CLExEval critically examines the LLM-as-a-Judge paradigm, revealing that even advanced automated judges (including domain-specialists) frequently approve clinically incorrect outputs due to over-reliance on fluency, with Hallucination Approval Rates ranging from 47.9% (GPT-4o-mini) to 100% (HuatuoGPT-o1-8B). This positive self-preference bias and insensitivity to clinical invalidity underscore the necessity of incorporating human expert validation in high-stakes domains.

Mechanistic Insights: Instability and Masking Effects

ROM analysis shows that GPT-4o-mini's internal reasoning retains the correct diagnosis in full-information scenarios (Narrative ROM: 100%), but rapidly loses this anchor after minimal information masking (Level 1 ROM: 53.3%), with partial recovery under further abstraction—a non-monotonic "U-shaped" trajectory. Figure 9

Figure 8: ROM trajectory across masking levels. The visualization tracks Reasoning-to-Output Mismatch as clinical information is systematically removed. GPT-4o-mini (blue) demonstrates a non-monotonic "U-shaped" curve, peaking at 100% in the Narrative level before dropping to its lowest ROM at Level 1 (53.3%). HuatuoGPT (purple) exhibits a general downward trend, indicating that information loss reduces the model's retrieval reliability.

Conversely, HuatuoGPT exhibits progressive degradation, with ROM decreasing from 77.8% to 32.3% as information is stripped, indicating that knowledge gaps dominate its ultimate failures.

Implications and Future Directions

Practical Implications

  • Benchmarking: Static, information-complete benchmarks are insufficient for robustly assessing reasoning. Progressive masking stress-tests true clinical deductive capability, separating superficial pattern-matching from causal inference.
  • Model Development: Remedies for failure modes differ by model.

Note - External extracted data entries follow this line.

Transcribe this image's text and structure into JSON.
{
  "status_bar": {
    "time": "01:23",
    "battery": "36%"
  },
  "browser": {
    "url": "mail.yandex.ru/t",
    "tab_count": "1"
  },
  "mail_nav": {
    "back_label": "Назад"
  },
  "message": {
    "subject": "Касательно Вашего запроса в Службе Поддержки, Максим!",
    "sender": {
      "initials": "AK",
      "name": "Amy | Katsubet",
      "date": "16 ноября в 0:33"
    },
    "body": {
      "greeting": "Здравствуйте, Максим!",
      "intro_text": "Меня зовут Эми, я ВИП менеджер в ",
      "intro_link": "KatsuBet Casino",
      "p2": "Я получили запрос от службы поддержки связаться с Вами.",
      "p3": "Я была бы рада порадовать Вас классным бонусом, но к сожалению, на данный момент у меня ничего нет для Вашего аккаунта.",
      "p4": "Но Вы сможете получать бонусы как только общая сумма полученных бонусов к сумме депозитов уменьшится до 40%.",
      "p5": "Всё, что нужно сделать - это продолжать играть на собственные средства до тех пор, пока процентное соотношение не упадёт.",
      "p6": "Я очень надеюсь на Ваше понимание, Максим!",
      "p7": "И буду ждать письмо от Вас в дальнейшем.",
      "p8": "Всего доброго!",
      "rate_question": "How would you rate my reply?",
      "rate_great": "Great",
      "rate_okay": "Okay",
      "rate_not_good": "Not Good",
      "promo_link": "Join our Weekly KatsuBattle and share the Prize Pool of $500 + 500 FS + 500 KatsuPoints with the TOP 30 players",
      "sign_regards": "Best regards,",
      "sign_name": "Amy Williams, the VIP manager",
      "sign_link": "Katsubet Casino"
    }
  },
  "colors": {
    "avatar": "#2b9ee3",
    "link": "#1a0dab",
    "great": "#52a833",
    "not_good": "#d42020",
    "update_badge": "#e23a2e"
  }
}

For generalists, calibrating reasoning-to-answer selection is paramount; for specialists, augmenting retrieval in verbose/noisy narrative settings—potentially with retrieval augmentation or targeted training—should be prioritized.
  • Automated Evaluation: LLM judges require grounded, domain-specific calibration and integration with human review; current units are not reliable as standalone arbiters.

Theoretical Implications

The framework operationalizes and quantifies dissociations between latent clinical knowledge, reasoning stability, answer expressivity, and surface-presentational fluency—dimensions essential for aligning LLMs with human-level clinical reasoning standards.

Future Research

Investigating deliberative and multi-branch reasoning frameworks (e.g., Tree-of-Thoughts, reflective prompting, symbolic CoT) in this uncertainty-sensitive rubric is a natural extension, as is development of robust, clinically correlated automated metrics. Scaling CLExEval to a broader range of tasks and modalities, as well as extending to related high-stakes decision settings (e.g., law, intelligence), could advance reliability in LLM deployment.

Conclusion

CLExEval introduces a high-resolution, uncertainty-centric paradigm for evaluating clinical LLM reasoning, exposing failure modes unobservable with traditional pipelines. The persistent disconnect between linguistic polish and clinical validity, recurrent reasoning-output misalignment, and model-specific frailties together demand a pivot toward rigorous, human-grounded, mechanistic evaluation for trustworthy medical AI. The CLExEval framework and pipeline provide a critical reference point for future development and assessment of clinical reasoning in LLMs.